HB 590 now moves to the full House Finance, Ways & Means Committee. The term “forced” has been used by opponents of the current law, which allows certain annexations if procured by ordinance and involve property contiguous to existing municipal boundaries.
Should the bill clear all legislative hurdles, it could impact Johnson City’s plans for future growth, especially in and around Gray, where a lawsuit and strong opposition from agricultural land owners nearly two years ago helped shut down forced annexations.
“It’s been a long week,” Van Huss said Thursday. “I’ve done a lot of work and we have 55 legislators backing this.”
If Van Huss has 55 of the 99 House district representatives in his pocket, it would appear this is a done deal -— at least in the House.
“I would never assume this is going to go through, but I’m hopeful,” he said. “Tennessee is one of only three states in the country that allows forced annexation to occur. It is about time we eliminate this unjustified practice and give individuals the right to vote—something they should already have.”
Johnson City Manager Pete Peterson and Washington County Mayor Dan Eldridge both say they do not want a state-mandated remedy, preferring instead freedom for local governments to resolve local issues.
Peterson said that if passed, the new law would cause Johnson City and other cities to lose their ability to grow, and counties would miss out on opportunities to recruit new development.
“This is about the only annexation bill that’s alive and moving right now,” he said. “It does not, however, address a lot of issues. Who gets to vote, the property owner or the tenant? What if the property owner doesn’t live in state? Do they get to vote? And who gets to vote when it involves a multi-family complex?
“The way the bill is worded, only the property owners would be allowed to vote. I think it makes sense that the entire city vote. It very well could be that all residents will be affected. The best decisions are made at the local level, because East Tennessee is nothing like West Tennessee, either geographically or politically.”
On July 5, 2012, the U.S. District Court in Greeneville granted five Gray plaintiffs an emergency temporary restraining order against Johnson City, halting what was to be a second reading by the City Commission of a more than 180-acre annexation along the Bobby Hicks Highway.

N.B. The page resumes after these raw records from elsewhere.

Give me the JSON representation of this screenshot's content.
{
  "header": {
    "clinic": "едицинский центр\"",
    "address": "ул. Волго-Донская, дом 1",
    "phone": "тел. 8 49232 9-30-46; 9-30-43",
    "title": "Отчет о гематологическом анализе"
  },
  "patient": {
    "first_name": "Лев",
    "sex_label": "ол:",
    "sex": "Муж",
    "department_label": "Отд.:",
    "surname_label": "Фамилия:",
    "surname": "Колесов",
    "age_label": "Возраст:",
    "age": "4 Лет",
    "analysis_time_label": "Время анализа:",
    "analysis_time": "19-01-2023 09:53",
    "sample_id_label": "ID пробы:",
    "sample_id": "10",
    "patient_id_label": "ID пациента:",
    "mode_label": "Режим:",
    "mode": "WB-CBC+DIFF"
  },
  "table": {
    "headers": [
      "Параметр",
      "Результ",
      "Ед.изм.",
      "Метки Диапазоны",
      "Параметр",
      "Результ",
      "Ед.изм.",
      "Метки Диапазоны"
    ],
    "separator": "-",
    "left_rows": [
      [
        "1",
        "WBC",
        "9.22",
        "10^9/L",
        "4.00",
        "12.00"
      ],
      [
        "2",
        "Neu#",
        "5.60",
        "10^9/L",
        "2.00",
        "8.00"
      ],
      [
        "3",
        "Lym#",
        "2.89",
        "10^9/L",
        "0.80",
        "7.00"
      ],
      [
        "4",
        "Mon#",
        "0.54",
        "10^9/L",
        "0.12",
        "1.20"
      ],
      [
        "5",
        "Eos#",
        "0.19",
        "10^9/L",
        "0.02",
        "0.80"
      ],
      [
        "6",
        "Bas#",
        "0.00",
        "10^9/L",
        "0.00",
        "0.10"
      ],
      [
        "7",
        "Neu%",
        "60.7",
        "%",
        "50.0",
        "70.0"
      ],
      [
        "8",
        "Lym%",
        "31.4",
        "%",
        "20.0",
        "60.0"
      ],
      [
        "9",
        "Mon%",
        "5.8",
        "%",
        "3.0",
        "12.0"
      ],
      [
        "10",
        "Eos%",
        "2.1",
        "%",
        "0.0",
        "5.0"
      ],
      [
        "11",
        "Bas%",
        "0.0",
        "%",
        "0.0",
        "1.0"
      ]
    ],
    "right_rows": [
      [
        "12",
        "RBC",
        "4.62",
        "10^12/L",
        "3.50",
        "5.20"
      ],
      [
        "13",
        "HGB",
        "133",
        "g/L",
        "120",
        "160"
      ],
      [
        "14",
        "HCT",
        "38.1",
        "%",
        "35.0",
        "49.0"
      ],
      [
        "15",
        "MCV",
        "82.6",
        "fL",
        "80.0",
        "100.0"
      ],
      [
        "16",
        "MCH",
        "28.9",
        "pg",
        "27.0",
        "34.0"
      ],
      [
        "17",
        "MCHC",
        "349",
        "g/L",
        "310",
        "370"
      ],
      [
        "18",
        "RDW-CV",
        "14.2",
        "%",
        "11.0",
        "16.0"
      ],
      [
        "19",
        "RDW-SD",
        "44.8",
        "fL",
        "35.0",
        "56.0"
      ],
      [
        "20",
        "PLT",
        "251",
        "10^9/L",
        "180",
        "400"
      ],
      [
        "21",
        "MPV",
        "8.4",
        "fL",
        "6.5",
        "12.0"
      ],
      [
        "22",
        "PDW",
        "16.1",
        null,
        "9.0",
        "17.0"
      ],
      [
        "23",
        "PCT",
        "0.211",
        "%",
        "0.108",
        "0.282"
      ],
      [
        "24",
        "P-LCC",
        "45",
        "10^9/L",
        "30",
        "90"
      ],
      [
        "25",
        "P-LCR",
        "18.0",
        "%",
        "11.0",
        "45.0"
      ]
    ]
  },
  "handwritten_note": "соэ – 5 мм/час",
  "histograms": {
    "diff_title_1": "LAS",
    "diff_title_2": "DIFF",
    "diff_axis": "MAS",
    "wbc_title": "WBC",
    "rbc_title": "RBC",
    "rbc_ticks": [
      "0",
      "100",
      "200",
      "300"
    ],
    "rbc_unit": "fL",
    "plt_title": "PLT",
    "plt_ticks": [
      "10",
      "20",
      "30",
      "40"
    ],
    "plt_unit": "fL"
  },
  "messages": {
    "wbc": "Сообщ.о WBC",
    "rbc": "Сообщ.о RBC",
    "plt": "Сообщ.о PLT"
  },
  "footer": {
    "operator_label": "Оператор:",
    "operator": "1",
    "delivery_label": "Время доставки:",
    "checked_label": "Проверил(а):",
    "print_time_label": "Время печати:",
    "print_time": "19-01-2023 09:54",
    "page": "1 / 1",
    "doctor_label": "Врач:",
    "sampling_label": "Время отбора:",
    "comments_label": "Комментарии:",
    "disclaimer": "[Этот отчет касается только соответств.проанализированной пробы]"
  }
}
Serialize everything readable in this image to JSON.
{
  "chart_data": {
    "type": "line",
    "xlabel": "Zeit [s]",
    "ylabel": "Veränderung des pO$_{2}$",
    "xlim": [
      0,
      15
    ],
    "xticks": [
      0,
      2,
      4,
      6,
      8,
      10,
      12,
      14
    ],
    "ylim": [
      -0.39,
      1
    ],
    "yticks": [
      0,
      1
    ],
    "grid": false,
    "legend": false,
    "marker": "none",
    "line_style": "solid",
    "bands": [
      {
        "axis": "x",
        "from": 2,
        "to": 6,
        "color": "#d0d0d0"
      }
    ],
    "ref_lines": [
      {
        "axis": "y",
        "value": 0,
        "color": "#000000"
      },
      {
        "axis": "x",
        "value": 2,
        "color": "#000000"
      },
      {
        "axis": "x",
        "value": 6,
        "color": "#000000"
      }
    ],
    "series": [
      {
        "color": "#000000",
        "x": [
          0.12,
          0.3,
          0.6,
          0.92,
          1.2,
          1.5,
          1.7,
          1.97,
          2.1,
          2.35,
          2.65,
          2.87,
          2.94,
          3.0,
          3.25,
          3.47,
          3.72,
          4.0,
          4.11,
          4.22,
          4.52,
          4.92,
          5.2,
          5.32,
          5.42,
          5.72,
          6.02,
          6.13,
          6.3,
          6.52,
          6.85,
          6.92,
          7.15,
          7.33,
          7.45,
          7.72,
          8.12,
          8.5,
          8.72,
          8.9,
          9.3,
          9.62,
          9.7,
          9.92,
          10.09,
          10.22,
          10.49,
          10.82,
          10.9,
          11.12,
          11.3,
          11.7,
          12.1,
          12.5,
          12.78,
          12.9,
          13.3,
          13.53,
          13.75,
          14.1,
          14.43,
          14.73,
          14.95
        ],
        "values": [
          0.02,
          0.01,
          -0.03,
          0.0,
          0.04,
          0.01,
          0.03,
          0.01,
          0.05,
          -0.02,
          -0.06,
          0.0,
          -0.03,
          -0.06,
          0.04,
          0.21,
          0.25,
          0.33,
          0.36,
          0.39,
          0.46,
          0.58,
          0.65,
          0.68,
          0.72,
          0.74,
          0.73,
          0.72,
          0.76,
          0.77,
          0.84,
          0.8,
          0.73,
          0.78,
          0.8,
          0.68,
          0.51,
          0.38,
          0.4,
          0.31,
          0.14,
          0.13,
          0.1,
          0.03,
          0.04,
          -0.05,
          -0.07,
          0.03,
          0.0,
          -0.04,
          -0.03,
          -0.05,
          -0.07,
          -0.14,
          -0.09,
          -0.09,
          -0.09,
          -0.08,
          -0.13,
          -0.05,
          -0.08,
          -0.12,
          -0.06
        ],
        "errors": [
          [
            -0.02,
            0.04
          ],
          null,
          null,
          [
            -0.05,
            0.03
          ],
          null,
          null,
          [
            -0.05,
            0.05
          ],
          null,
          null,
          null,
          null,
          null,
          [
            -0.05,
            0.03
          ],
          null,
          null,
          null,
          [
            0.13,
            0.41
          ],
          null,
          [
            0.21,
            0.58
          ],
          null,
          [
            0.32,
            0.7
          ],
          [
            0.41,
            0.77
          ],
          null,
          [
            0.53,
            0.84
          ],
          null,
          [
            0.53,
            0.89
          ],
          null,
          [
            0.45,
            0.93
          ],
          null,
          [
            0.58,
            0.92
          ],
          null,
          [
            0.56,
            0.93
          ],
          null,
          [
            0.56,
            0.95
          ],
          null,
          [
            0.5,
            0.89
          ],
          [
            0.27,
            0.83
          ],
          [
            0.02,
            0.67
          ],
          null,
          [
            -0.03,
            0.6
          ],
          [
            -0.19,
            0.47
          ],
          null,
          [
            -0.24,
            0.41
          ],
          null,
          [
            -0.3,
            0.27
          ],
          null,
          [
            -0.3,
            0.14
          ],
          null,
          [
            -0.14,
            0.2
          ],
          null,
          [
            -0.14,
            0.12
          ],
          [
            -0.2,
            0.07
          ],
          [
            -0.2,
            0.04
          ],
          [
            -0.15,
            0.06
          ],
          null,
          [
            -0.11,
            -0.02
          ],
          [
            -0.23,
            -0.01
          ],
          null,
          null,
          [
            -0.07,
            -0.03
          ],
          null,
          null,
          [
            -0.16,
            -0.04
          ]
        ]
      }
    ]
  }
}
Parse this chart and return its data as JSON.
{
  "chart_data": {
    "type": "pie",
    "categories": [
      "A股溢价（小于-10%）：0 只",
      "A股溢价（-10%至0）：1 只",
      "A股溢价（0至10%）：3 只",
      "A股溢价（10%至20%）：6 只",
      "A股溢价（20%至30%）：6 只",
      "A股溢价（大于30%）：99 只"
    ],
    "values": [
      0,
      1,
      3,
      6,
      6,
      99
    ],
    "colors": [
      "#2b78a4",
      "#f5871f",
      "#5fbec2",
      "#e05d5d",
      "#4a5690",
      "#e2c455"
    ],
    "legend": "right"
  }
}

During the first reading, current Mayor Ralph Van Brocklin and Vice Mayor Clayton Stout voted against the annexation, and the measure failed in a 2-2 vote with former Vice Mayor Phil Carriger abstaining because he had family in that area.
Johnson City has not pursued any annexations, other than requested annexations, since that time.
Carriger is running this year against state Rep. Matthew Hill for the Republican nomination for the District 7 House seat. Stout is challenging Van Huss in the May 6 Republican primary.
“It’s important in this conversation that it’s known I voted against that annexation,” Stout said Thursday. “I was very concerned about the people of Gray and their concerns. But it’s also important to remember that a lot of very smart people sat down years ago and figured out how an urban growth boundary should work, and that includes both city and county officials.
“This bill is largely about Hamilton, Sullivan and Washington counties,” he added. “I’m not a strong advocate of referendums. Are we going to have a referendum on everything? That’s why we elect people to go to Nashville. I believe that local people should control local issues.”
The Suncrest Annexation, which was comprised of more than 300 acres on or near Suncrest Drive, was the first phase of a planned 600-acre annexation that included land along the Bobby Hicks corridor. The city wanted to expand its jurisdiction starting from just northeast of the Gray Fossil Museum parking lot past Interstate 26 to a point about 4.5 miles northwest on Tenn. Highway 75.
“Today, the only outlet for someone who gets caught in an annexation is for them to hire an attorney and take the municipality to court,” Eldridge said Thursday. “This bill won’t change that. I do support referendums, and I feel that unless agricultural use changes, that land should never be annexed. But the Legislature should not rush into a one-size-fits all solution.”
The Tennessee Advisory Commission on Intergovernmental Relations last year was tasked with reviewing the state’s Growth Policy Act (Public Chapter 1101, Acts of 1998). 1101 was assembled to resolve disputes by requiring local governments in each of the state’s 92 non-metropolitan counties to adopt 20-year growth plans limiting where future incorporations and annexations could occur.
A large number of bills that would have changed Tennessee’s laws on annexation and growth planning were considered during the 2013 legislative session, and HB 590 drew a great deal of attention.
Legislators approved TACIR’s recommendation to place a moratorium annexation without consent — particularly on land used primarily for residential or agricultural purposes — through May 15. TACIR later recommended extending the moratorium for another year, until bills, such as the one Van Huss introduced, are completely fleshed out.